III. Other amendments by the rapporteur

At first reading, the European Parliament adopted 28 amendments in its modified proposal, most of which were uncontroversial or supported by an absolute majority. The rapporteur accordingly tabled a total of 33 amendments, including the principal amendments adopted at first reading and not included in the Council common position.

In view of this:

– It is necessary to reaffirm the legal basis chosen by the European Parliament relating to the environment (Amendment 1). This new legislation seeks to modify not only Directive 2001/18/EC but also Regulation (EC) No 1829/2003, where the request for authorisation from a company relates to cultivation and food or feed. While the legal basis relating to the internal market was selected for the 2001 directive, the, legislators selected no less than three, relating to agriculture, the internal market and public health, for the 2003 regulation.

The text also seeks to achieve a major objective: giving greater flexibility to Member States to prohibit GMO cultivation within their territory on a number of grounds, including environmental considerations, such as the protection of biodiversity, habitats and ecosystems.

– It is necessary to improve risk evaluation procedures. Amendment 3 seeks to ensure implementation of the conclusions adopted by the ‘Environment’ Council of 4 December 2008 calling for comprehensive and effective assessment methods, bearing in mind that insufficient account has been taken to date of the long-term impact of GMO cultivation.

The rapporteur notes with satisfaction that this matter is included in the provisions of the Council text, which nevertheless needs to be improved. Amendment 33 accordingly seeks to make EFSA guidelines binding.
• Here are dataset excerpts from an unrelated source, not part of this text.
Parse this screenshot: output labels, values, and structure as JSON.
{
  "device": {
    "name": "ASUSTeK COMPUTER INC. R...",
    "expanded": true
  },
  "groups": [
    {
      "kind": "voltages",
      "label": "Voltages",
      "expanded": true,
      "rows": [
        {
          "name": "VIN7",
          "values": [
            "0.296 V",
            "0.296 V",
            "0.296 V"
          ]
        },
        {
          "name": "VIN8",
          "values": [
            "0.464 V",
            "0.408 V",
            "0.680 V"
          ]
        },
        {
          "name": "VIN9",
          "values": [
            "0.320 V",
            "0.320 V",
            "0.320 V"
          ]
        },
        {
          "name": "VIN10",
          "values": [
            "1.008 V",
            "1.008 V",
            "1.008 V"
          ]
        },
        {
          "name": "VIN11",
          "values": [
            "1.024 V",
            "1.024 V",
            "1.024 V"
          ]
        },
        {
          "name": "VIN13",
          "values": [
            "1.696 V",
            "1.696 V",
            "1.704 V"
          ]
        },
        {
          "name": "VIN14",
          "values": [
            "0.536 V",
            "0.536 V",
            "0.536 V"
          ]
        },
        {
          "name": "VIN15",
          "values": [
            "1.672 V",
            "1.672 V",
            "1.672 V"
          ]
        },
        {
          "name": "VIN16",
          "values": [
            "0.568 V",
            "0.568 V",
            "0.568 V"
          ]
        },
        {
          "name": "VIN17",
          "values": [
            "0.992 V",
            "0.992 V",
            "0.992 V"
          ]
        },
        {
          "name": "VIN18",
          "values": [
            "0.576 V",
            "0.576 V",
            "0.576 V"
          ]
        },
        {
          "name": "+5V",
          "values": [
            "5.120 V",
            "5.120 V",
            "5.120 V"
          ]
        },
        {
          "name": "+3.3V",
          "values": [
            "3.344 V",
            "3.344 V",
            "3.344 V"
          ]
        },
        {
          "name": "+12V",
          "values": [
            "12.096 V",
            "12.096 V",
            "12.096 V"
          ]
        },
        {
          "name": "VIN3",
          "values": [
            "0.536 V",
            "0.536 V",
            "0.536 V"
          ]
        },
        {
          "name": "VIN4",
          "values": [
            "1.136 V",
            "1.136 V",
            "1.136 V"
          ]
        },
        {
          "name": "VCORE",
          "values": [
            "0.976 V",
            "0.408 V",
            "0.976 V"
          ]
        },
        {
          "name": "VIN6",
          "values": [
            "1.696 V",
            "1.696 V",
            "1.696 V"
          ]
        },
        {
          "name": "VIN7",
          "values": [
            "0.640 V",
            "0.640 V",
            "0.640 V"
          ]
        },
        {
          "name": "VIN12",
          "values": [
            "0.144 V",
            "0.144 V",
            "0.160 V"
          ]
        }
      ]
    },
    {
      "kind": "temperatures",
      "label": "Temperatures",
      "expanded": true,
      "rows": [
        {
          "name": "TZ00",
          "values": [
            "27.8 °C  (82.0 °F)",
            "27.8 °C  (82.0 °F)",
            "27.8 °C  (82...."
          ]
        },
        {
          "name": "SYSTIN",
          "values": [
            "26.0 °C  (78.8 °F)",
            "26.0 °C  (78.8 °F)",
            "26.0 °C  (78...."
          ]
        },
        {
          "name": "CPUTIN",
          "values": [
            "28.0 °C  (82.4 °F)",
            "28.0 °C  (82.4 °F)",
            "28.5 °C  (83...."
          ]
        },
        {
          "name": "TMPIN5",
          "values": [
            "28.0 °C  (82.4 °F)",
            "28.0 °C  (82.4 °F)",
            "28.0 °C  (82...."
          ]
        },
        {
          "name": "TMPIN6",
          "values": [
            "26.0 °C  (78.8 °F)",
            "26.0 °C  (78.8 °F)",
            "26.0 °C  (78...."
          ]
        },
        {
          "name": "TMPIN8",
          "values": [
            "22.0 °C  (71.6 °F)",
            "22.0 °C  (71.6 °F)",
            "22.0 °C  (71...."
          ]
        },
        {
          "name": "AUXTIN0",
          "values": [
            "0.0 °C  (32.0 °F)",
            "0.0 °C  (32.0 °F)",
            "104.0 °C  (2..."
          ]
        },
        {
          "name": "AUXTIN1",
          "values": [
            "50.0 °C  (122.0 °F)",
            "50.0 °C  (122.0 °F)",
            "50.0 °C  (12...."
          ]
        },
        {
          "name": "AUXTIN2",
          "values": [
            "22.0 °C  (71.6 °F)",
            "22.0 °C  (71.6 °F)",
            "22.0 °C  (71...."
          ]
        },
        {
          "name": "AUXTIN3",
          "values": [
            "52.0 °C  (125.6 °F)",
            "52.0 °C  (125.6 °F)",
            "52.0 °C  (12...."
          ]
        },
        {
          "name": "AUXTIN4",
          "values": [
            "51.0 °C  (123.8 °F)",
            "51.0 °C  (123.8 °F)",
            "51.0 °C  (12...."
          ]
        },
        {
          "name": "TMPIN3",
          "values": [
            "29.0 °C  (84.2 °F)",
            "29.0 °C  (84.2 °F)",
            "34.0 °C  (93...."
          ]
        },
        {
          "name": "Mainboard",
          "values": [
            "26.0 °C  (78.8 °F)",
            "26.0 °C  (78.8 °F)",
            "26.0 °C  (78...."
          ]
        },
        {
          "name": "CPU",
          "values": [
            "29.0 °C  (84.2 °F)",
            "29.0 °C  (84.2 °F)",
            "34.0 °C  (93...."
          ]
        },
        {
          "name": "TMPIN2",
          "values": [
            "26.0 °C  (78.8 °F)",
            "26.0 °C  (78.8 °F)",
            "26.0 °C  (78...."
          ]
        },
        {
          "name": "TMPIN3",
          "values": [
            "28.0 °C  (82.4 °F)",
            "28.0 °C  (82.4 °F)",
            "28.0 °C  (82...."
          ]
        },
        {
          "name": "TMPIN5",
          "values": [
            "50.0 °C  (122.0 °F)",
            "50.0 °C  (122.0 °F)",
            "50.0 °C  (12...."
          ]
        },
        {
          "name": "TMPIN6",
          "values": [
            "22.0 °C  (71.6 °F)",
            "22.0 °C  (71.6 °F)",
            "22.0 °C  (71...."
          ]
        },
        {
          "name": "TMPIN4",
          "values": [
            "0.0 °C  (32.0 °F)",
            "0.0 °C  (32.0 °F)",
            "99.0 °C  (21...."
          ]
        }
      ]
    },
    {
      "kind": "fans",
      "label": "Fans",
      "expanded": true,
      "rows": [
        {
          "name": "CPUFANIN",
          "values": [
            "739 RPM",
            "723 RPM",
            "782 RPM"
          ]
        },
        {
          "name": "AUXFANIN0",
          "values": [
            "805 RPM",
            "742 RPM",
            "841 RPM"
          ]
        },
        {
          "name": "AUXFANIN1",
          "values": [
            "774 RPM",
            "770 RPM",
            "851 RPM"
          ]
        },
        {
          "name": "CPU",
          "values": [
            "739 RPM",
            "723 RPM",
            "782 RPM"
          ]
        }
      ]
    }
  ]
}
– It is necessary specify compulsory measures to safeguard the coexistence of different types of cultivation.

That was the purpose of the amendment to Article 26a tabled in plenary in July 2011, which the rapporteur wishes to re-table with Amendment 21.

It is important to include in this legislation compulsory provisions requiring Member States to safeguard the coexistence of different types of cultivation and to prevent any cross-border dissemination, a requirement heartily endorsed by most European farmers.

Modifications have also been proposed to guarantee the transparency of the procedure to restrict or prohibit GMO cultivation and ensure that such major decisions are made public.